Do you know what the paradox is? The more we protect ourselves, the more comforts we seek or the more distractions we crave to take us away from the discomfort that these problems cause, the more the threshold of what we consider problematic decreases and, therefore, the more our discomfort and suffering increases.
Excessive comforts prevent us from dealing with life’s little problems, thus limiting our opportunities to develop frustration to tolerance or resilience. As a result, we become weaker and more unhappy people, lacking the proper psychological tools to deal with life’s real problems.
Too much comfort transforms us into hypersensitive and hyperreactive people. It leaves us with emotions on the surface, ready to turn any setback into a drama that makes us lose sleep. As a result, it’s not uncommon for us to feel stressed, overwhelmed, and dissatisfied.
How do we get out of that loop?
The solution does not lie in becoming a masochist. Seeking comfort or trying to feel comfortable is not bad. In fact, it’s etched into our DNA. We have evolved to conserve our energy and avoid risks, where possible. The problem are the excesses.
“If we think of a typical day, it is largely governed by the inventions of the last 100 years. In the last century we have done nothing more than fill our homes with objects designed to simplify our life or make it more comfortable: increasingly soft and comfortable mattresses, electrical appliances that can replace us in many domestic tasks and the ubiquitous smartphone ready to satisfy all our needs or curiosities with a simple touch of the finger.
“What was once considered a luxury reserved for the lucky few is now the norm. And every time our comfort level increases, instead of being thankful we complain if for some reason we are forced to relive the old normal, which we now find unacceptable,” Michael Easter wrote in his book “The Comfort Crisis.”
As conditions have changed, our perception of problems has changed too, so that we now see things as difficulties that would not have been a few decades ago, such as running out of batteries or the food that we have ordered is not yet arrived. It is enough to remember that the fall of services such as WhatsApp, Facebook and Instagram causes waves of panic and triggers calls to psychologists.

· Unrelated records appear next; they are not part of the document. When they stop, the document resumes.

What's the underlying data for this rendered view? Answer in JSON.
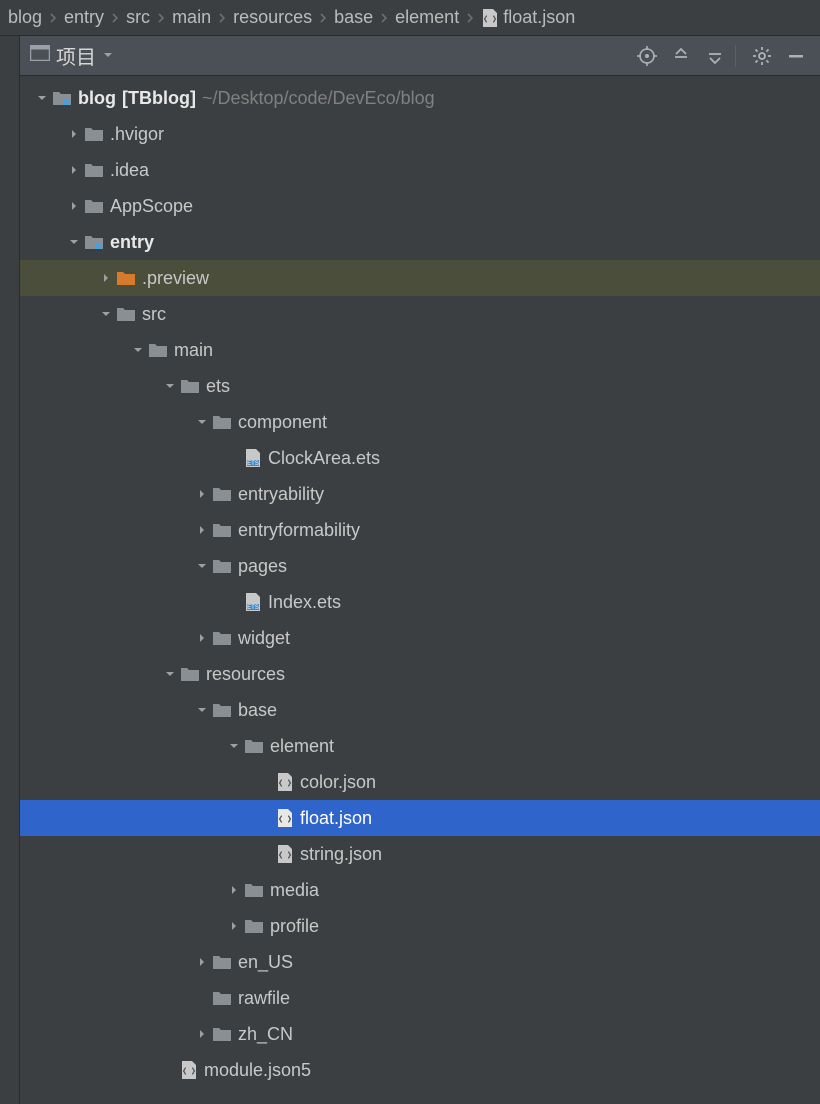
{
  "breadcrumbs": [
    {
      "label": "blog"
    },
    {
      "label": "entry"
    },
    {
      "label": "src"
    },
    {
      "label": "main"
    },
    {
      "label": "resources"
    },
    {
      "label": "base"
    },
    {
      "label": "element"
    },
    {
      "label": "float.json",
      "icon": "json"
    }
  ],
  "paneHeader": {
    "title": "项目"
  },
  "tree": {
    "root": {
      "name": "blog",
      "bracket": "[TBblog]",
      "path": "~/Desktop/code/DevEco/blog"
    },
    "items": [
      {
        "label": ".hvigor",
        "depth": 1,
        "arrow": "right",
        "icon": "folder"
      },
      {
        "label": ".idea",
        "depth": 1,
        "arrow": "right",
        "icon": "folder"
      },
      {
        "label": "AppScope",
        "depth": 1,
        "arrow": "right",
        "icon": "folder"
      },
      {
        "label": "entry",
        "depth": 1,
        "arrow": "down",
        "icon": "module",
        "bold": true
      },
      {
        "label": ".preview",
        "depth": 2,
        "arrow": "right",
        "icon": "folder-orange",
        "rowStyle": "hover"
      },
      {
        "label": "src",
        "depth": 2,
        "arrow": "down",
        "icon": "folder"
      },
      {
        "label": "main",
        "depth": 3,
        "arrow": "down",
        "icon": "folder"
      },
      {
        "label": "ets",
        "depth": 4,
        "arrow": "down",
        "icon": "folder"
      },
      {
        "label": "component",
        "depth": 5,
        "arrow": "down",
        "icon": "folder"
      },
      {
        "label": "ClockArea.ets",
        "depth": 6,
        "arrow": "none",
        "icon": "ets"
      },
      {
        "label": "entryability",
        "depth": 5,
        "arrow": "right",
        "icon": "folder"
      },
      {
        "label": "entryformability",
        "depth": 5,
        "arrow": "right",
        "icon": "folder"
      },
      {
        "label": "pages",
        "depth": 5,
        "arrow": "down",
        "icon": "folder"
      },
      {
        "label": "Index.ets",
        "depth": 6,
        "arrow": "none",
        "icon": "ets"
      },
      {
        "label": "widget",
        "depth": 5,
        "arrow": "right",
        "icon": "folder"
      },
      {
        "label": "resources",
        "depth": 4,
        "arrow": "down",
        "icon": "folder"
      },
      {
        "label": "base",
        "depth": 5,
        "arrow": "down",
        "icon": "folder"
      },
      {
        "label": "element",
        "depth": 6,
        "arrow": "down",
        "icon": "folder"
      },
      {
        "label": "color.json",
        "depth": 7,
        "arrow": "none",
        "icon": "json"
      },
      {
        "label": "float.json",
        "depth": 7,
        "arrow": "none",
        "icon": "json",
        "rowStyle": "selected"
      },
      {
        "label": "string.json",
        "depth": 7,
        "arrow": "none",
        "icon": "json"
      },
      {
        "label": "media",
        "depth": 6,
        "arrow": "right",
        "icon": "folder"
      },
      {
        "label": "profile",
        "depth": 6,
        "arrow": "right",
        "icon": "folder"
      },
      {
        "label": "en_US",
        "depth": 5,
        "arrow": "right",
        "icon": "folder"
      },
      {
        "label": "rawfile",
        "depth": 5,
        "arrow": "none",
        "icon": "folder"
      },
      {
        "label": "zh_CN",
        "depth": 5,
        "arrow": "right",
        "icon": "folder"
      },
      {
        "label": "module.json5",
        "depth": 4,
        "arrow": "none",
        "icon": "json"
      }
    ]
  }
}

Our resilience and risk tolerance level have declined dramatically. As hunter-gatherers, avoiding risk and failure at all costs could mean the difference between life and death. But this attitude of extreme caution applied today can lead us to the most absolute immobility, convinced that a professional or personal failure is equivalent to being attacked by a bear!
Instead, we must voluntarily expose ourselves to what we fear, find exhausting, difficult, or uncomfortable. One of the practices that Easter recommends is “misogi,” a term that derives from an ancient Shinto purification practice, that involved taking an annual bath under a waterfall of frozen water in the forests of Japan to purify, but also to test yourself.
Obviously, it is not necessary to replicate that challenge to the letter, the key lies in finding what represents a challenge for us and not only encourages us to timidly get out of our comfort zone but to leave it behind completely. This way we will be able to put ourselves to the test, we will regain confidence in our potentialities and, above all, we will readjust our perspective, so that we give each problem the place it deserves in our lives. No more no less.
Sources:
Gilbert, D. T. et. Al. (2018) Prevalence-induced concept change in human judgment. Science; 360(6396):1465-1467.
Easter, M. (2021) The comfort crisis: Embrace Discomfort to Reclaim Your Wild, Happy, Healthy Self. Michael Easter. Nueva York: Rodale Books.